Tras de la primera reunión de los tres junteros activos y del cirujano Ferrer se congregó otra a la que asistió el canónigo Milla como hombre de peso y de juicio sensato.

El cirujano Ferrer no abandonó su punto de vista e insistió en él.

—No basta destituirlo —repitió—. Hay que prenderlo y matarlo. Seguir sus procedimientos. Si se pierde el tiempo, él es hombre astuto, tiene todavía muchos recursos y partidarios y puede ganar la partida. Si se le hace prisionero no hay más que un recurso: matarlo.

Los junteros que asistieron a esta segunda reunión no dijeron nada ni en pro ni en contra.

Milla, el canónigo secretario de la Junta, que influía mucho por su talento y por su prudencia, reconoció que el cirujano estaba en lo firme.

Milla era hombre tortuoso, turbio, de mala intención, de esos hombres esquinados, sensibles a todas las pequeñas ofensas, que se recrean en recordarlas y al mismo tiempo sienten grandes deseos de vengarse. Hombres así tienen su enemigo mayor en su temperamento. Milla no podía oír elogiar a nadie; un elogio a otro le molestaba como una ofensa propia.

Cuando le dijeron que iban a suspender al conde de sus funciones por orden de don Carlos le pareció muy bien. Ya no le pareció tan bien cuando le indicaron el sustituto.

—¿A quién le van a nombrar para ocupar su cargo? —preguntó.

—A Segarra.

—¡Hombre! Segarra no vale nada. Es un inútil, un hombre vano.

—¿A quién le parece a usted entonces? ¿Al Ros de Eroles?

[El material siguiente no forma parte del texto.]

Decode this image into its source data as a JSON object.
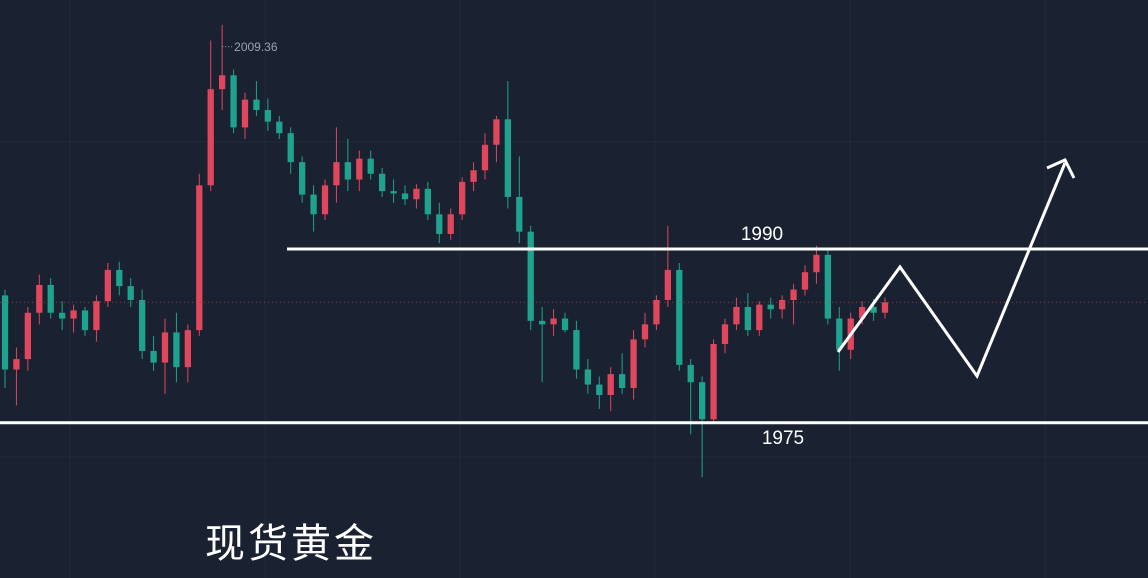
{
  "chart_data": {
    "type": "candlestick",
    "title": "现货黄金",
    "ylim": [
      1961.6,
      2011.5
    ],
    "up_color": "#e0475d",
    "down_color": "#1fa38f",
    "levels": [
      1990,
      1975
    ],
    "high_index": 19,
    "ohlc": [
      [
        1986.0,
        1986.5,
        1978.0,
        1979.6
      ],
      [
        1979.6,
        1981.5,
        1976.5,
        1980.5
      ],
      [
        1980.5,
        1985.0,
        1979.5,
        1984.5
      ],
      [
        1984.5,
        1987.8,
        1983.5,
        1986.9
      ],
      [
        1986.9,
        1987.5,
        1984.0,
        1984.5
      ],
      [
        1984.5,
        1985.5,
        1983.0,
        1984.0
      ],
      [
        1984.0,
        1985.2,
        1982.8,
        1984.7
      ],
      [
        1984.7,
        1985.0,
        1982.5,
        1983.0
      ],
      [
        1983.0,
        1986.0,
        1982.0,
        1985.5
      ],
      [
        1985.5,
        1988.8,
        1985.0,
        1988.2
      ],
      [
        1988.2,
        1988.9,
        1986.0,
        1986.8
      ],
      [
        1986.8,
        1987.5,
        1985.0,
        1985.6
      ],
      [
        1985.6,
        1986.5,
        1980.5,
        1981.2
      ],
      [
        1981.2,
        1982.5,
        1979.5,
        1980.2
      ],
      [
        1980.2,
        1984.0,
        1977.5,
        1982.8
      ],
      [
        1982.8,
        1984.5,
        1978.5,
        1979.8
      ],
      [
        1979.8,
        1983.5,
        1978.5,
        1983.0
      ],
      [
        1983.0,
        1996.5,
        1982.5,
        1995.5
      ],
      [
        1995.5,
        2008.0,
        1995.0,
        2003.8
      ],
      [
        2003.8,
        2009.36,
        2002.0,
        2005.0
      ],
      [
        2005.0,
        2005.5,
        2000.0,
        2000.5
      ],
      [
        2000.5,
        2003.5,
        1999.5,
        2002.9
      ],
      [
        2002.9,
        2004.5,
        2001.5,
        2002.0
      ],
      [
        2002.0,
        2003.0,
        2000.2,
        2001.0
      ],
      [
        2001.0,
        2001.5,
        1999.5,
        2000.0
      ],
      [
        2000.0,
        2000.5,
        1996.5,
        1997.5
      ],
      [
        1997.5,
        1998.0,
        1994.0,
        1994.7
      ],
      [
        1994.7,
        1995.5,
        1991.5,
        1993.0
      ],
      [
        1993.0,
        1996.0,
        1992.5,
        1995.5
      ],
      [
        1995.5,
        2000.5,
        1994.0,
        1997.5
      ],
      [
        1997.5,
        1999.5,
        1995.0,
        1996.0
      ],
      [
        1996.0,
        1998.5,
        1995.0,
        1997.8
      ],
      [
        1997.8,
        1998.5,
        1996.0,
        1996.5
      ],
      [
        1996.5,
        1997.0,
        1994.5,
        1995.0
      ],
      [
        1995.0,
        1996.0,
        1994.0,
        1994.8
      ],
      [
        1994.8,
        1995.5,
        1993.8,
        1994.3
      ],
      [
        1994.3,
        1995.6,
        1993.5,
        1995.2
      ],
      [
        1995.2,
        1995.8,
        1992.5,
        1993.0
      ],
      [
        1993.0,
        1994.0,
        1990.5,
        1991.3
      ],
      [
        1991.3,
        1993.5,
        1990.8,
        1993.0
      ],
      [
        1993.0,
        1996.2,
        1992.5,
        1995.8
      ],
      [
        1995.8,
        1997.5,
        1995.0,
        1996.8
      ],
      [
        1996.8,
        2000.0,
        1996.0,
        1999.0
      ],
      [
        1999.0,
        2001.5,
        1997.5,
        2001.2
      ],
      [
        2001.2,
        2004.5,
        1993.5,
        1994.5
      ],
      [
        1994.5,
        1998.0,
        1990.5,
        1991.5
      ],
      [
        1991.5,
        1992.0,
        1983.0,
        1983.8
      ],
      [
        1983.8,
        1985.0,
        1978.5,
        1983.5
      ],
      [
        1983.5,
        1984.8,
        1982.5,
        1984.0
      ],
      [
        1984.0,
        1984.5,
        1982.8,
        1983.0
      ],
      [
        1983.0,
        1983.8,
        1978.8,
        1979.6
      ],
      [
        1979.6,
        1980.5,
        1977.5,
        1978.3
      ],
      [
        1978.3,
        1979.0,
        1976.2,
        1977.4
      ],
      [
        1977.4,
        1979.8,
        1976.0,
        1979.2
      ],
      [
        1979.2,
        1981.0,
        1977.5,
        1978.0
      ],
      [
        1978.0,
        1983.0,
        1977.0,
        1982.2
      ],
      [
        1982.2,
        1984.5,
        1981.5,
        1983.5
      ],
      [
        1983.5,
        1986.0,
        1983.0,
        1985.6
      ],
      [
        1985.6,
        1992.0,
        1985.0,
        1988.2
      ],
      [
        1988.2,
        1988.8,
        1979.5,
        1980.0
      ],
      [
        1980.0,
        1980.5,
        1974.0,
        1978.5
      ],
      [
        1978.5,
        1979.0,
        1970.3,
        1975.3
      ],
      [
        1975.3,
        1982.2,
        1975.0,
        1981.8
      ],
      [
        1981.8,
        1984.0,
        1981.0,
        1983.5
      ],
      [
        1983.5,
        1985.8,
        1983.0,
        1985.0
      ],
      [
        1985.0,
        1986.2,
        1982.5,
        1983.0
      ],
      [
        1983.0,
        1985.5,
        1982.5,
        1985.2
      ],
      [
        1985.2,
        1985.8,
        1984.0,
        1984.8
      ],
      [
        1984.8,
        1986.0,
        1984.0,
        1985.6
      ],
      [
        1985.6,
        1987.0,
        1983.5,
        1986.5
      ],
      [
        1986.5,
        1988.6,
        1986.0,
        1988.0
      ],
      [
        1988.0,
        1990.3,
        1987.0,
        1989.5
      ],
      [
        1989.5,
        1990.0,
        1983.5,
        1984.0
      ],
      [
        1984.0,
        1985.0,
        1979.5,
        1981.3
      ],
      [
        1981.3,
        1984.5,
        1980.5,
        1984.0
      ],
      [
        1984.0,
        1985.5,
        1983.5,
        1985.0
      ],
      [
        1985.0,
        1985.7,
        1983.8,
        1984.5
      ],
      [
        1984.5,
        1985.8,
        1984.0,
        1985.4
      ]
    ]
  }
}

—No. El Ros de Eroles es un ignorante; tiene los conocimientos de un arriero.

—Pues ¿a quién, a Brujó?

—No. Brujó es un orgulloso.

—¿A Tristany?

—Es un bárbaro.

—¿Al Pep del Oli?

—El Pep del Oli es un aldeano, es un bruto.

—¿A Targarona, a Samsó?

—Habría que verlo despacio. Después de todo, quizá el mejor sea Segarra.

Don Jacinto de Orteu, menos oscuro y bilioso que el canónigo Milla, mostraba una vanidad irritada y no satisfecha. Iracundo y vengativo, había reñido varias veces con el Ros de Eroles, a quien no podía ver. Se insultaron. Él trató al Ros de arriero, y el Ros dijo que Orteu estaba en su centro en una Junta de canónigos y de curas, pues era para lo único que servía: para andar entre gente con faldas.

Orteu odiaba también al conde de España. El aire imperioso del conde, sus caprichos, su arbitrariedad, a él igualmente arbitrario, caprichoso y déspota, le sacaban de quicio.